Sammlungswert ist in die Höhe geschossen
„Dieser beispiellos detaillierte Blick auf Darwins komplette Bibliothek lässt mehr denn je erkennen, dass er keine isolierte Figur war, die allein arbeitete, sondern ein Experte seiner Zeit, der sich auf die hochentwickelte Wissenschaft und das Wissen von tausenden von Menschen stützte. Der Umfang und die Bandbreite der Werke in der Bibliothek verdeutlichen das außergewöhnliche Ausmaß von Darwins Forschung über die Arbeit anderer“, so van Wyhe.

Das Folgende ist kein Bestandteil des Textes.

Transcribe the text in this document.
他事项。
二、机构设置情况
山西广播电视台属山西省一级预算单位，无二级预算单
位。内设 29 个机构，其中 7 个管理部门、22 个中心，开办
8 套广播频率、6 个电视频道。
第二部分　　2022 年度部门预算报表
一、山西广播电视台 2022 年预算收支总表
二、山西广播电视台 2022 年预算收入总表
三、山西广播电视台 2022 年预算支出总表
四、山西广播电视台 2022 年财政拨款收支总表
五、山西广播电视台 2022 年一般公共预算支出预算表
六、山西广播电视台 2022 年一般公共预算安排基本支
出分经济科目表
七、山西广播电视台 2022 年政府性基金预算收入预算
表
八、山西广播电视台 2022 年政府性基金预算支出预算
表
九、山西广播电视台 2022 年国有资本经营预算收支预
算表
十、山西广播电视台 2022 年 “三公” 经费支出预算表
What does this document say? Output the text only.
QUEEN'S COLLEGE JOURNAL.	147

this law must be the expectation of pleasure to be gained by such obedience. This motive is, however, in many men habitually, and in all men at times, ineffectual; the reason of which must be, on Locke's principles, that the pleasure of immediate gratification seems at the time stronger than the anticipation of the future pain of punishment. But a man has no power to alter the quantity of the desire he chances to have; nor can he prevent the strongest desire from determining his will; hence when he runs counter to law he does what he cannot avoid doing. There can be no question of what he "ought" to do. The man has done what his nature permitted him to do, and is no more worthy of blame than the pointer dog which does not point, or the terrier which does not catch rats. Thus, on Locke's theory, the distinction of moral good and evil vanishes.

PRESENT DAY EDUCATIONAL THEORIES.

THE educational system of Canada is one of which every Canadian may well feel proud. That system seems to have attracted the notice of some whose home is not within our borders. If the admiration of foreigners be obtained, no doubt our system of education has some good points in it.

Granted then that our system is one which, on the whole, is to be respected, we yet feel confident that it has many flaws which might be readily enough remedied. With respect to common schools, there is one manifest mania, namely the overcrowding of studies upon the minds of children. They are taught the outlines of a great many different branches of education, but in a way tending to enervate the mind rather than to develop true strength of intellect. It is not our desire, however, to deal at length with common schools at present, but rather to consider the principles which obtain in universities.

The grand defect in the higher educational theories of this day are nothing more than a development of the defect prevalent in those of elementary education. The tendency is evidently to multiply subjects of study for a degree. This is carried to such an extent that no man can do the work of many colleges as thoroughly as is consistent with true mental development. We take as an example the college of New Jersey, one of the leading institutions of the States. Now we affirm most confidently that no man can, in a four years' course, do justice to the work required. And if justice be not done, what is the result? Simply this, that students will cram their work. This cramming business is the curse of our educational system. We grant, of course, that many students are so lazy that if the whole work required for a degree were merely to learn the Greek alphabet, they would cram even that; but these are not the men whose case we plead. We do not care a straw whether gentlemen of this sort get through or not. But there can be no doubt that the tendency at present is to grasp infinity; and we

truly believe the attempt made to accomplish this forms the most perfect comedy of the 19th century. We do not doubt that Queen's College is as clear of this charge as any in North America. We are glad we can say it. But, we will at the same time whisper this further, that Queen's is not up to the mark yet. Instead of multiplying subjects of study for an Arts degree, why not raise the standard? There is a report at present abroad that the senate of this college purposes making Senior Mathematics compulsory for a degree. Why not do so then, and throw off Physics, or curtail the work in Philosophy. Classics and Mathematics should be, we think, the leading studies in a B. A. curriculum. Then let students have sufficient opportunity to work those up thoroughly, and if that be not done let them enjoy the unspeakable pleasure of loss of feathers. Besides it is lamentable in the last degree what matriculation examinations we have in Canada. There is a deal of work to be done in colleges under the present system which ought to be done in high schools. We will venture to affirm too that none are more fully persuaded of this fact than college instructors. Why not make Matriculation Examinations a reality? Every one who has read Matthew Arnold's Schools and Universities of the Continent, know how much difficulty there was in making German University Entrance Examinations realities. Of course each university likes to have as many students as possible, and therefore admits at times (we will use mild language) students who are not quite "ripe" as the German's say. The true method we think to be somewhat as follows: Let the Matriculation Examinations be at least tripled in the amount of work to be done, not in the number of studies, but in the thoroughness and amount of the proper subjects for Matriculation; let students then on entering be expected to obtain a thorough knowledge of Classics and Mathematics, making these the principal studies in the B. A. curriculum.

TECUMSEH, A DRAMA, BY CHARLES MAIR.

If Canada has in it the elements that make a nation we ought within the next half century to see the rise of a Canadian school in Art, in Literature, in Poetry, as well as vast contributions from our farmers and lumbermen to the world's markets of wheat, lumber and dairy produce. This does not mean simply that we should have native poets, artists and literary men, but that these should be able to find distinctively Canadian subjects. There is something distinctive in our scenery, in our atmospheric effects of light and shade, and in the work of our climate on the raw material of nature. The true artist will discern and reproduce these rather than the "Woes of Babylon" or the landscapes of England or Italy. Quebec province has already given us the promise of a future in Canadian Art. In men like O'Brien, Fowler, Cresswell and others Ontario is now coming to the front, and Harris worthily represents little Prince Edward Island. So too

Doch zu Darwins Zeiten stieß dessen Sammlung offenbar auf deutlich weniger Interesse und Begeisterung. So fanden van Wyhe und seine Kollegen heraus, dass der Beamte, der einst nach Darwins Tod die Höhe seiner Erbschaftssteuer schätzen sollte, seinen gesamten wissenschaftlichen Werken gerade einmal einen Wert von 30 Pfund und zwölf Schilling zusprach. Das würde heute rund 2.350 Euro entsprechen. Deutlich höhere Summen würden Sammler heutzutage wahrscheinlich pro Originalwerk aus Darwins Bibliothek zahlen.
Die Bibliothek zum Nachlesen
Wer selbst einmal so lesen möchte wie Darwin, der findet hier den Komplett-Katalog seiner Privatbibliothek. Der Katalog enthält außerdem 9.300 Links zu frei verfügbaren Online-Kopien der Werke, die einst in Charles Darwins Bücherregalen standen.